When there is an issue freighted with so much political, financial, economic, and environmental baggage as a report on the greenhouse gas footprint of fossil fuels, however, the itch to sensationalize may seem overwhelming. In April, Robert Howarth of Cornell University and some colleagues published a paper on the net total effect of natural gas extraction and combustion, comparing it to the extraction and combustion of coal. While admitting up front they had limited data, and revising their estimates based upon misstating the rate of capture of methane within coal veins and mines, they discovered that, far from being a "clean alternative" or "bridge fuel" from dirty coal, the entire process for getting natural gas out of the ground, getting it to municipal generating stations and underground storage tanks where it can be sent through pipelines to residential gas users has a similar overall potential impact to coal.
If you Google "Robert Howarth", among the links provided at the top of the list of 1.9 million include such stories as these: "Natural Gas May Be Worse for the Planet than Coal", in the April 16, 2010 edition of Technology Review; "BBC News – Shale gas ‘worse than coal’ for climate", on the homepage of Gas Drilling Awareness for Cortland County[, NY]; "The Clean Fossil Fuel? Natural Gas Under Fire", from May 9 of this year on the website The Txchnologist, a site sponsored by GE; "Shale gas worse than coal: study", an April 27 report from the Canadian Broadcasting Corporation.
All this breathless reporting has been met by equally breathless retorts from the industry. America's Natural Gas Alliance, the industry umbrella organization, was quick to make clear the limitations of Howarth's study.
News of the National Energy Technology Laboratory's (NETL) presentation supporting the fact that natural gas produces half the greenhouse gas emissions of coal came out last week just as debunked professor Robert Howarth went to Washington to trot out his baseless claim that somehow natural gas is actually a less clean fuel.The NETL, according to its website, is "part of DOE’s national laboratory system, ... owned and operated by the U.S. Department of Energy (DOE).
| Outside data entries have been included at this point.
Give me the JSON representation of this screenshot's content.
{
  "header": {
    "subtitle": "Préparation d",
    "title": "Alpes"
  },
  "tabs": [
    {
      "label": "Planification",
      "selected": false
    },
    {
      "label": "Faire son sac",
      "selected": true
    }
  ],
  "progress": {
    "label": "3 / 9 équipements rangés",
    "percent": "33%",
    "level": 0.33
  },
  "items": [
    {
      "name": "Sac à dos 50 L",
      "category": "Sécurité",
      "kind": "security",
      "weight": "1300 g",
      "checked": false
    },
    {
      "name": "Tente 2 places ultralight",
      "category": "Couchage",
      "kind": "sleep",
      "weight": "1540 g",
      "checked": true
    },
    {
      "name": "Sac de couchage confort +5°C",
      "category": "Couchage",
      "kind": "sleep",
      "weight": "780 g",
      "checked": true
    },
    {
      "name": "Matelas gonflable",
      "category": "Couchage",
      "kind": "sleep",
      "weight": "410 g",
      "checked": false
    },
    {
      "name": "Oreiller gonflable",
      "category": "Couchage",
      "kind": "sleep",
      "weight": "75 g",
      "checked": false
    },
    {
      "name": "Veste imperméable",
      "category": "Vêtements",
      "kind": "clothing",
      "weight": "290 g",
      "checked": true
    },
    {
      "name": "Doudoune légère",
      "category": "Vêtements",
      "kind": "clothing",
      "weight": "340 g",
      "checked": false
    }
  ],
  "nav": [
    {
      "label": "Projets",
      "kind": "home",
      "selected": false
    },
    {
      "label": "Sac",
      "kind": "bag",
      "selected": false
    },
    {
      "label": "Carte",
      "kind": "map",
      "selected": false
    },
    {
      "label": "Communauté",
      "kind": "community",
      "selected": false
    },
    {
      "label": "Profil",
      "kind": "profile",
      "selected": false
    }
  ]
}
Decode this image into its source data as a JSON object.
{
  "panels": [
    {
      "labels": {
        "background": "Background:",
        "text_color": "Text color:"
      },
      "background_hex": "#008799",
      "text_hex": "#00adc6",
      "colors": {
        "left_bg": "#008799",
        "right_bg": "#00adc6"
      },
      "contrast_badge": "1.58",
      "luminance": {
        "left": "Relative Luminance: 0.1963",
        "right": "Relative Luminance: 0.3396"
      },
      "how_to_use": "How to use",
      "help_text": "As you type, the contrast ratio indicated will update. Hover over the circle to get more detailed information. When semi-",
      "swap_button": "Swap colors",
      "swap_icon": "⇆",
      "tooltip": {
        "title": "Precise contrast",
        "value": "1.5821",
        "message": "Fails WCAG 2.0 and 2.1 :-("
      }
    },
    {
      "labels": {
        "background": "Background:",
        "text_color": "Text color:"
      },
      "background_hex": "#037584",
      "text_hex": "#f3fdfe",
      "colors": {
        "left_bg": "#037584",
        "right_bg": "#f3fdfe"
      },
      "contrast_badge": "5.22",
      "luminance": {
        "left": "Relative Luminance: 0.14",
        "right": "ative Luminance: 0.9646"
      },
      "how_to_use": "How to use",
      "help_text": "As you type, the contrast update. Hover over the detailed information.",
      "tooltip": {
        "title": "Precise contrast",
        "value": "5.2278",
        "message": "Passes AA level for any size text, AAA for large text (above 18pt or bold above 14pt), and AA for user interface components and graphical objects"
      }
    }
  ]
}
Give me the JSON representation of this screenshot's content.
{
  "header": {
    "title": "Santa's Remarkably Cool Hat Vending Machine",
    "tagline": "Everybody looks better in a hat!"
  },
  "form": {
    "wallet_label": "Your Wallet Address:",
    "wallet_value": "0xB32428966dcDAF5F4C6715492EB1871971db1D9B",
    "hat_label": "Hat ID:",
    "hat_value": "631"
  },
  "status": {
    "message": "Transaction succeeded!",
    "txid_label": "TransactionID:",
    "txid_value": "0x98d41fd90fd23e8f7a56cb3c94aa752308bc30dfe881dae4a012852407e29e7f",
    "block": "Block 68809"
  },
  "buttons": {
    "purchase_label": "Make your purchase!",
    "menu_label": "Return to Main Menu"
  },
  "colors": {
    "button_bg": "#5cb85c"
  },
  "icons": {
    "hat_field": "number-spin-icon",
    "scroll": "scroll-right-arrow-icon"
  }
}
NETL supports DOE’s mission to advance the national, economic, and energy security of the United States." The report in question is a detailed analysis of the overall greenhouse gas (GHG in the linked report) footprint of natural gas, from cradle to grace, as it were, and it contradicts Howarth's study. In a summary on the website Marcellus Drilling News, the NETL study is summarized as follows:
News of the National Energy Technology Laboratory's (NETL) presentation supporting the fact that natural gas produces half the greenhouse gas emissions of coal came out last week just as debunked professor Robert Howarth went to Washington to trot out his baseless claim that somehow natural gas is actually a less clean fuel.
…the Department of Energy’s National Energy Technology Laboratory (NETL) has applied ISO standard methodology, and a substantial understanding of industry operations, to do the calculation itself… Its conclusion? Used to generate electricity, natural gas – conventional or not – results in far less emissions than coal.No less an institution than the Council on Foreign Relations has weighed in.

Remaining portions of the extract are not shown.